Today, all the foreign loans/credits are added to the GDP figures that show a superficial higher growths on paper. However, a day is coming when these credits must be repaid along with interest. So, will this value not be deducted from the then GDP?
However, a turning point may come by when large amounts of FDIs get into the economy. It will cause the real growth of the economy with things being manufactured inside the country creating new wealth and productive employment of the population.
No one can really foresee or forecast the future. But, so far BD has not moved in the right direction. The govt is taking away the money from the savings of Post Offices and Banks as a loan instead of making it available to the local private investors. This creates an upward trend of Bank interest rates. Private companies are then unable or reluctant to borrow. The govt borrowing has a dumping effect on the economy. So, which new sectors will add to the growth of GDP unless there are manufacturing plants?

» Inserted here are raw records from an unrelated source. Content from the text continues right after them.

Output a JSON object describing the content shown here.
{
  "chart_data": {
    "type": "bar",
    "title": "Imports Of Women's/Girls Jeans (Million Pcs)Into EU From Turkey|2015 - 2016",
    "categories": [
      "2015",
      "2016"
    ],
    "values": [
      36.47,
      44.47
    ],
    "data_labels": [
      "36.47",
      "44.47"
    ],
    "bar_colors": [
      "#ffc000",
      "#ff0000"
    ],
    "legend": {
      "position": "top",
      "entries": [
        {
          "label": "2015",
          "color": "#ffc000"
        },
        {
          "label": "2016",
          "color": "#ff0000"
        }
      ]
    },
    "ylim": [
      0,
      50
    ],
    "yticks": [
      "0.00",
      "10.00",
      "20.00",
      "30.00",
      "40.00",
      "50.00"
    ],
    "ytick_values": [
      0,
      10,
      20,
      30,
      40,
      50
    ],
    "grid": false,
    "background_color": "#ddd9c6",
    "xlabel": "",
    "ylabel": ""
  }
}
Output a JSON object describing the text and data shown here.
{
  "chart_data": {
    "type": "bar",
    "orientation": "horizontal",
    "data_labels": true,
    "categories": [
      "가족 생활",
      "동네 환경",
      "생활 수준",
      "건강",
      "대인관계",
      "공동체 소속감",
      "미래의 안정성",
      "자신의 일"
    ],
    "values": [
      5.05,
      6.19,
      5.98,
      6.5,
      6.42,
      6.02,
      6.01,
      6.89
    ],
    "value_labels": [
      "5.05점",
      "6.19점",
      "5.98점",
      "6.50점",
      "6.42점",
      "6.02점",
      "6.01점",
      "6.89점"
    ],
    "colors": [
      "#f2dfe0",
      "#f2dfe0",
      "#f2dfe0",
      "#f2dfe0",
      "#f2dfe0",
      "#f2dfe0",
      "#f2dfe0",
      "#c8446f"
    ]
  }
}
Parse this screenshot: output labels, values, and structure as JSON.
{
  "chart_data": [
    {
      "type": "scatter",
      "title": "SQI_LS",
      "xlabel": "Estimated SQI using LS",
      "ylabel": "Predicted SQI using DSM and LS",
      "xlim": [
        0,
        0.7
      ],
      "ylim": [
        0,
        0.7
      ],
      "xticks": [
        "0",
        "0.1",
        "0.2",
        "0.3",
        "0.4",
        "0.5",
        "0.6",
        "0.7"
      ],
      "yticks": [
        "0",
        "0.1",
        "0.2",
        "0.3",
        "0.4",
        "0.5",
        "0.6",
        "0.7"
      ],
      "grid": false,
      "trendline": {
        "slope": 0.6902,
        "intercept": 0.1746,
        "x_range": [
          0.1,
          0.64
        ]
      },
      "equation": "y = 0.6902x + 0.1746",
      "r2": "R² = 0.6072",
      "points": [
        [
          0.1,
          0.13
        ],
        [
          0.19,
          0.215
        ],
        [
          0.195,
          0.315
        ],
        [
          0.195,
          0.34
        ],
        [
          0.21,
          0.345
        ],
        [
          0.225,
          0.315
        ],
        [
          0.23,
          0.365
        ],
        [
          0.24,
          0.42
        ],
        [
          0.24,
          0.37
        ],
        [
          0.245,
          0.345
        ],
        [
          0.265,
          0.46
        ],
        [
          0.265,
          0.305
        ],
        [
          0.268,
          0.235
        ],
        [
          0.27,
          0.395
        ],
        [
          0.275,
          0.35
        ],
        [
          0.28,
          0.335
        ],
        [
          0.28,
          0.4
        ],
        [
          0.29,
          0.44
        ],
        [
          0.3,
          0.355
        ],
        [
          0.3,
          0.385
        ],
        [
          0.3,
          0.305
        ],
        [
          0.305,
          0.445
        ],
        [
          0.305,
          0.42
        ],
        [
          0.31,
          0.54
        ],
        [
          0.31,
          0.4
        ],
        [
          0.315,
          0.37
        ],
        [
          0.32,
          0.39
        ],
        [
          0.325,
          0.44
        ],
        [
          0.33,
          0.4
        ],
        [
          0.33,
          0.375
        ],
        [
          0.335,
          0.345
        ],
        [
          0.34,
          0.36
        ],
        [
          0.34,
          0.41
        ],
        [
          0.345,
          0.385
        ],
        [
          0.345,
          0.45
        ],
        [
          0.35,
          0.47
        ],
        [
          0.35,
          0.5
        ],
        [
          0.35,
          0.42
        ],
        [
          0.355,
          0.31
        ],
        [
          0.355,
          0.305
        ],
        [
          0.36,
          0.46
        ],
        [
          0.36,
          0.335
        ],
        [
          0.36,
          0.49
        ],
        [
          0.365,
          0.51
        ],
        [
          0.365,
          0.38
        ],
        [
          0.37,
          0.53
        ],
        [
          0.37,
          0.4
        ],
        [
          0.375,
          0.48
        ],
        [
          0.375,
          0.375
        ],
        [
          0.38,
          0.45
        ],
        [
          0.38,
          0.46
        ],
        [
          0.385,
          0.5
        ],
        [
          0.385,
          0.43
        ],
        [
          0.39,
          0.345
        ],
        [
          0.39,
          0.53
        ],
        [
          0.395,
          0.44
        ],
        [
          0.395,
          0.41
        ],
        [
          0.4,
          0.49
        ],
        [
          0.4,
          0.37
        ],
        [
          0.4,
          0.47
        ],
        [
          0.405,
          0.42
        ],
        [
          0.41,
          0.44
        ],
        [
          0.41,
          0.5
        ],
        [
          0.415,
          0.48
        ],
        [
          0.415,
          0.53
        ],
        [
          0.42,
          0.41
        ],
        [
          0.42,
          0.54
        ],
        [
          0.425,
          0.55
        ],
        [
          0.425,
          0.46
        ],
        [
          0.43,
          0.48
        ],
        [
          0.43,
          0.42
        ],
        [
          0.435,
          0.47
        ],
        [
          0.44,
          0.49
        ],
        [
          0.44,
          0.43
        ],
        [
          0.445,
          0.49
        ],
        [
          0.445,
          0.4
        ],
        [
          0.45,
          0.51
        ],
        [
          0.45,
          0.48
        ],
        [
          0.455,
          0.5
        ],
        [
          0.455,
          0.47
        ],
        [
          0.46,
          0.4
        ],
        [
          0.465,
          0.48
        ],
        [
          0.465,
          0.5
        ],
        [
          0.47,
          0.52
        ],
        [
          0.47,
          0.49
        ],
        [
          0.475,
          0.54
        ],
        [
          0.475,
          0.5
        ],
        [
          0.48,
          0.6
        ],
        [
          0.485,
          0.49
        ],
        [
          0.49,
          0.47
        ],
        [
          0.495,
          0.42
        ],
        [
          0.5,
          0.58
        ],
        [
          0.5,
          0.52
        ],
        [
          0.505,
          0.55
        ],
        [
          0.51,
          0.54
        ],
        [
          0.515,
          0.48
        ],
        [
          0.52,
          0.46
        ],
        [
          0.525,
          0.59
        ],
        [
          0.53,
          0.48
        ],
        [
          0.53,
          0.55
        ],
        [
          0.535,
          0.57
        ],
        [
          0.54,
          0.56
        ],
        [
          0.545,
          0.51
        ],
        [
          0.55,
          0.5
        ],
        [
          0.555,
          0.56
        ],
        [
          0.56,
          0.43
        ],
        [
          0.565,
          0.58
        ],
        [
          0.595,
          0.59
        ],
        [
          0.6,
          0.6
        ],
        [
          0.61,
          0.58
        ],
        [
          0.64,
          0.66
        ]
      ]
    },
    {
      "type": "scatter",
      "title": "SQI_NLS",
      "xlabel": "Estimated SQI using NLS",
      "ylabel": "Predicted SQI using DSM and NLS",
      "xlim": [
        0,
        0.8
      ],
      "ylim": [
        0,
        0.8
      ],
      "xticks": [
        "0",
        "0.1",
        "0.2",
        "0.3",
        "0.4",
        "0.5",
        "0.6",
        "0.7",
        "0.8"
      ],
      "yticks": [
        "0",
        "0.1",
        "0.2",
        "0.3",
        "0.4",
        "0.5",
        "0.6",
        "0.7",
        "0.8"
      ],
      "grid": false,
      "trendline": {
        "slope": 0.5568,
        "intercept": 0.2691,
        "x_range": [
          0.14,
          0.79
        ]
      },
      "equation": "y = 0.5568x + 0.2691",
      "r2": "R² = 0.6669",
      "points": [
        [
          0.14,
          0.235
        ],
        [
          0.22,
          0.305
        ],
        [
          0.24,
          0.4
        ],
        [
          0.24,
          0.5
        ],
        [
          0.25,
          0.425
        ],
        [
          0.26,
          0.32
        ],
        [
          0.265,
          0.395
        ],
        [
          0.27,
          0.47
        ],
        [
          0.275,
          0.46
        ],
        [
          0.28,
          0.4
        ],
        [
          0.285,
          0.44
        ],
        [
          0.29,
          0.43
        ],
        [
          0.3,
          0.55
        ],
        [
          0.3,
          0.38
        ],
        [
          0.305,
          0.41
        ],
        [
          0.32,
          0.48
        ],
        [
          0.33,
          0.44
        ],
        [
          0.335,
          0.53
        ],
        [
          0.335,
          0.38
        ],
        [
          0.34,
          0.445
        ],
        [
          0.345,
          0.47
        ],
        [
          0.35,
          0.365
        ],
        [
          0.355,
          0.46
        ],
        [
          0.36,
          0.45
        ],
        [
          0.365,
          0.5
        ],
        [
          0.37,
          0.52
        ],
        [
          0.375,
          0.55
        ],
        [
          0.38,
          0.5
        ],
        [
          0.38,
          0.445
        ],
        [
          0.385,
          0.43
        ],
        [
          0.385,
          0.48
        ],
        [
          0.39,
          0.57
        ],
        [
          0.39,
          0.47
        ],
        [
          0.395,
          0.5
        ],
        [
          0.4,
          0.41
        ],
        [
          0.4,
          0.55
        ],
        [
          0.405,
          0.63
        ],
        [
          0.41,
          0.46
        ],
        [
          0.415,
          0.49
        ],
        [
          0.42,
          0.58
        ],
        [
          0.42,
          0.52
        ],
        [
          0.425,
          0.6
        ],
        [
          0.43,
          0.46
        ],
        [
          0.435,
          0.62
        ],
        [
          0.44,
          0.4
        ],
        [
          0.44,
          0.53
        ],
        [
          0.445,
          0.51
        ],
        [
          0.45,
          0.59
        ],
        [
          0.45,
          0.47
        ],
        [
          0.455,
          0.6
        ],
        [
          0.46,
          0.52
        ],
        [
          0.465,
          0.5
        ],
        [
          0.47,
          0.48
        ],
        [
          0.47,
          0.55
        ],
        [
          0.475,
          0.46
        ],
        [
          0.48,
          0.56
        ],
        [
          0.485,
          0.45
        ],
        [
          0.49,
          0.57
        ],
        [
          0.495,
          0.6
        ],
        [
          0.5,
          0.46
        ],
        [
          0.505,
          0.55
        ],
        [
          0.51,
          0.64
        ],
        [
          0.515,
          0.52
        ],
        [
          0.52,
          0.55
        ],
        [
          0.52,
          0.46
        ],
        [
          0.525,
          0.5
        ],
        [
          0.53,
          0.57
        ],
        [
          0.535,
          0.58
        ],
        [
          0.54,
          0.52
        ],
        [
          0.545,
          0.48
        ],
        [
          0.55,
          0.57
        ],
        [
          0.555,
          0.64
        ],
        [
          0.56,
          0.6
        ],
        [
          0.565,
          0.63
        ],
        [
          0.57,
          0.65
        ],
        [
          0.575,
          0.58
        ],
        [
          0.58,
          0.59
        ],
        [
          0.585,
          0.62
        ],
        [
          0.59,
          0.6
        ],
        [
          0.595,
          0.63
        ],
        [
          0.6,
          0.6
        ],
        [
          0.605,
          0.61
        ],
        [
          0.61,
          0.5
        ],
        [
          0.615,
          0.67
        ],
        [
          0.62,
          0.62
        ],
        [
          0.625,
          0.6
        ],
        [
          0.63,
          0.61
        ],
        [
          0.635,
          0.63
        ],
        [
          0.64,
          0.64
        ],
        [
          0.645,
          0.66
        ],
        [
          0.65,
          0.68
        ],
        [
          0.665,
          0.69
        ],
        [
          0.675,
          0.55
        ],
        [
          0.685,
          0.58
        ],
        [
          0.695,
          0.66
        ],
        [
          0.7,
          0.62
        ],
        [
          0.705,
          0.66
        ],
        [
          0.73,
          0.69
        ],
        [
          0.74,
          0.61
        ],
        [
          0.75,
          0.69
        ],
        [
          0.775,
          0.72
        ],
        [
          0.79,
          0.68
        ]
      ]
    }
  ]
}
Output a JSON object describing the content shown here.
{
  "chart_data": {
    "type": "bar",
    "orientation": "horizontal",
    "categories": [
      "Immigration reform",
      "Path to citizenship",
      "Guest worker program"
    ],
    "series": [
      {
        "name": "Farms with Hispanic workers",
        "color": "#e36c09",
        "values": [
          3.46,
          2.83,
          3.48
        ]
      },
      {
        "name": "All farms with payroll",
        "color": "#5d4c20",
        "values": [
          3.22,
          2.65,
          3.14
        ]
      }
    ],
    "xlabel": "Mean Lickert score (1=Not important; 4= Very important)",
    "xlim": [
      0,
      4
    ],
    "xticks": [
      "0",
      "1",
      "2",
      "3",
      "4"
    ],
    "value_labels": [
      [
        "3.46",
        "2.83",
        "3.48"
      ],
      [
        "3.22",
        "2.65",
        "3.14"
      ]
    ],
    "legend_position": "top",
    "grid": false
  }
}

Anyway, this is what I think about the BD economy. Many men many minds. But, please evaluate what I said above in short.
You are right, there is a high variability in applying exchange rate (with USD) directly to a whole economy (given trade that determines this exchange rate is only some % of it and rest is ultimately very dependent on public and private sector credibility and internal liquidity which are very much more opaque and fuzzy for developing countries).
You have illustrated some of the distortions.
Bangladesh also is having a major issue in reverse-investment. This day and age you have to invest outside your borders at some sufficient level with forex you gain so you can influence growth industries (where they are better grounded and sized outside your country) of note 5 - 10 years etc down the road....to add qualitative change past what you can simply attract in conventional FDI stream direction.